I’m a protector by nature; it’s part of how I approach the world. So that moment of clarity made me ask whether the chemistry we’d been working with could let us tell that woman exactly what was in the products she was putting on her body and allow her to get a full night’s rest. Beck shares that caretaking instinct, and during this time after we’d left Allergan, we finally had a moment to sit down and ask ourselves, What do we want to do with this one life we have? Did we want to teach college for the rest of our lives? We knew we could both be incredibly happy doing that. Did we want to do another medical device? We knew we had more medical devices in us that could impact people’s lives—maybe 100,000 people, maybe a million if we’re lucky and it’s the right device.

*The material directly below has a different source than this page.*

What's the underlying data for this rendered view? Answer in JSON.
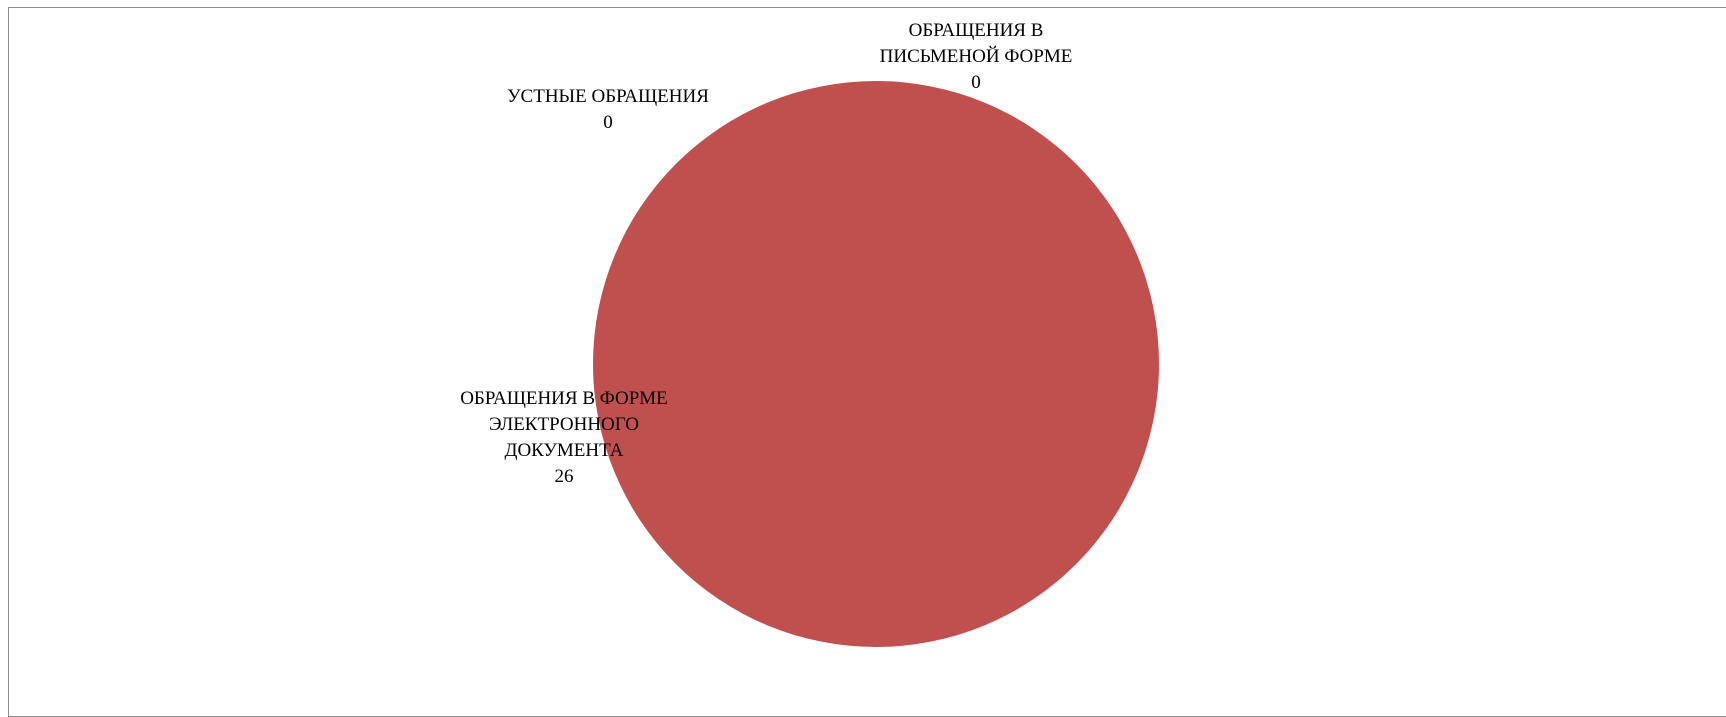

Our work with the breast reconstruction device meant that Beck and I knew silk inside and out. We knew we had special skills we could contribute to the world, and we were highly aware of the public health ramifications of the unrestricted use of chemistry in consumer goods. Using our knowledge of silk to build a green chemistry company with the purpose of advancing human and environmental health could be the way that we contributed. Improving the health of a million people with our biomedical device was great. With this, we could improve the health of 100 million people. A billion people. That was when we decided, Yes. This is worth our life’s work. Let’s go do that.

There’s an elation involved with the act of creation, a moment of genesis when a new idea strikes and all the pieces are in the right place. That elation used to happen in the lab for me. Now it hits me when I can bring together the right team and resources to empower a chemically creative process to fulfill a need. Doing that with Evolved By Nature—using a workable technology to fulfill an unmet need—is a high unlike any other I’ve felt.